Indeed, Mr. Romney seized on health care as the principal item that would fuel his efforts to cut the deficit. "Number one I get rid of is Obamacare," he said. "There are a number of things that sound good but, frankly, we just can't afford them. And that one doesn't sound good, and it's not affordable, so I get rid of that one from day one, to the extent humanly possible." He went on to call for breaking up Medicaid and turning it into a block grant program administered by states.

But there is something perverse about Mr. Romney, of all people, seeking to cut off health insurance for millions of people in order to fund his tax policies and a significant expansion of the U.S. Navy. In Massachusetts, the Romney health reform plan helped drive down the adult un-insurance rate to less than 2 percent, enabling hundreds of thousands of people to obtain regular medical care rather than having to wait until they were sick enough to require an emergency room visit.

Money that was previously funneled to hospitals for uncompensated emergency care was redirected to provide free health insurance for residents earning less than 150 percent of the federal poverty level, resulting in much more efficient care at little additional cost to the taxpayers.

But is health care truly a national security concern? How many people's lives have to be at risk before a problem becomes a matter of national security?

With the full implementation of universal health care laws in Mexico (2011) and Turkey (2012), the United States became the last industrialized country (among all members of the Organization for Economic Cooperation and Development) without universal health insurance coverage. Despite spending 50 percent more per capita than the second highest-spending country (Norway), roughly 1 in 6 Americans had no health insurance prior to the enactment of the Affordable Care Act.

This has significant consequences. A 2004 report by the well-respected Institutes of Medicine estimated that about 18,300 deaths occur annually as a result of a lack of health insurance. A 2009 Harvard study published in the American Journal of Public Health estimated the number at nearly 45,000.

The economic competitiveness of the United States, which undergirds our military strength, is critically dependent on solving the challenge of rising health care costs, as President Bill Clinton discovered when the new movement toward health care capitation (the HMO revolution) was a major factor in the remarkable economic expansion of the 1990s.

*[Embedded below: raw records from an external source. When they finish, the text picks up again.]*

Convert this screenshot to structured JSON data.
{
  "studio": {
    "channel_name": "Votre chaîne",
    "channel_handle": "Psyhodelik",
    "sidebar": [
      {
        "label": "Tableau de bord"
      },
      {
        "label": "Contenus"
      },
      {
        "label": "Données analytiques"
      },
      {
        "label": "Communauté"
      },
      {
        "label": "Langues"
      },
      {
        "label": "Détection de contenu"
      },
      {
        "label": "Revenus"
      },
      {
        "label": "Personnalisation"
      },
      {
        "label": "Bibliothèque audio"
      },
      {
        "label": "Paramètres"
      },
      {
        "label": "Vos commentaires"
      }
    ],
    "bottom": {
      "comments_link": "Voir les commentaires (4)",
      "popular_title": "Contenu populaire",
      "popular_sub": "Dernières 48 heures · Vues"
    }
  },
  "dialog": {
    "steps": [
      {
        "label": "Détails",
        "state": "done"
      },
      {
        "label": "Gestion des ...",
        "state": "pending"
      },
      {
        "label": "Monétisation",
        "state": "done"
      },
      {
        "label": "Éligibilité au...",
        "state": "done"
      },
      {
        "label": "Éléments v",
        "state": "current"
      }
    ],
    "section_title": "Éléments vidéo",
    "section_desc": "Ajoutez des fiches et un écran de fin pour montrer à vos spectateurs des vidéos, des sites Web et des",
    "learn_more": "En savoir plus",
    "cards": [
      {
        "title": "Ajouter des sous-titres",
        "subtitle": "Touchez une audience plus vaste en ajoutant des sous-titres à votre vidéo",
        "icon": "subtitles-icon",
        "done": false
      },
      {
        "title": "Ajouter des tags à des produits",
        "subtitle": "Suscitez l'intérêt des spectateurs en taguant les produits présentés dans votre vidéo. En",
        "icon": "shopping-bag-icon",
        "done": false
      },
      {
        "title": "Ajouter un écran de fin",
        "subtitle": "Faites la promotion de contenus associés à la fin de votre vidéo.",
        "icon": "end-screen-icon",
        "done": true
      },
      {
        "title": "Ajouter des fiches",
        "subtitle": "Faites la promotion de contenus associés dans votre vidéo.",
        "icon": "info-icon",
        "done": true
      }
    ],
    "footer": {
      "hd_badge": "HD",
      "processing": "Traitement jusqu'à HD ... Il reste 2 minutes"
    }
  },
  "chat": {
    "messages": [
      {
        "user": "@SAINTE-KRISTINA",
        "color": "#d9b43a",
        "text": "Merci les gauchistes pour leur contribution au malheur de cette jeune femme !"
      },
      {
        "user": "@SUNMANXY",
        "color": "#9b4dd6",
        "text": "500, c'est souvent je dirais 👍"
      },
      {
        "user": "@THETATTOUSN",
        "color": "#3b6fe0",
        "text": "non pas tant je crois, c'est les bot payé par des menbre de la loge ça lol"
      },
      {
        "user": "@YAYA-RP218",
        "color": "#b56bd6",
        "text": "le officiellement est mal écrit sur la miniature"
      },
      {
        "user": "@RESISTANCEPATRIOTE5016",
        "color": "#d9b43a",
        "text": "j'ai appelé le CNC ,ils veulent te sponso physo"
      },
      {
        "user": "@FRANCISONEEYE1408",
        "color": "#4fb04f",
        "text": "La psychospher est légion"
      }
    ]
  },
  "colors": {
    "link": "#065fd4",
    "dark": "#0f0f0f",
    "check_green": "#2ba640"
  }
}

On matters of foreign policy in their final debate -- whether in Syria, Iran, Iraq, Afghanistan or Libya -- Mr. Romney hewed closely to the positions that President Obama had charted in dealing with one challenge after another. But when it came to the one issue that most directly affects loss of American life, the provision of health care for people when they're sick, Mr. Romney went to great pains to declare that he intended to withhold from Americans the kind of personal health security he once fought for in his own state.

One of the most striking things about the Cuban Missile Crisis is recalling the true fear that children and adults across America felt in October 1962 when confronted with the possibility that they could suffer and die as a result of decisions being made in Washington, D.C. In this election, it's worth asking whether the "every man for himself" attitude that has led to the 50 percent of all personal bankruptcies caused by a family health emergency, or the thousands of deaths that result from a lack of health insurance, or the loss of competitiveness in world markets created by U.S. health care costs, brings us the kind of security our country really needs.

Dr. Patrick Whelan (jpatrickwhelan@gmail.com) is on the pediatrics faculty at Harvard Medical School and is the author (with Doug Kmiec and Ed Gaffney) of "America Undecided: Catholic, Independent and Social Justice Perspectives on Election 2012." Kathleen Kennedy Townsend is the niece of President John F. Kennedy and the former lieutenant governor of Maryland.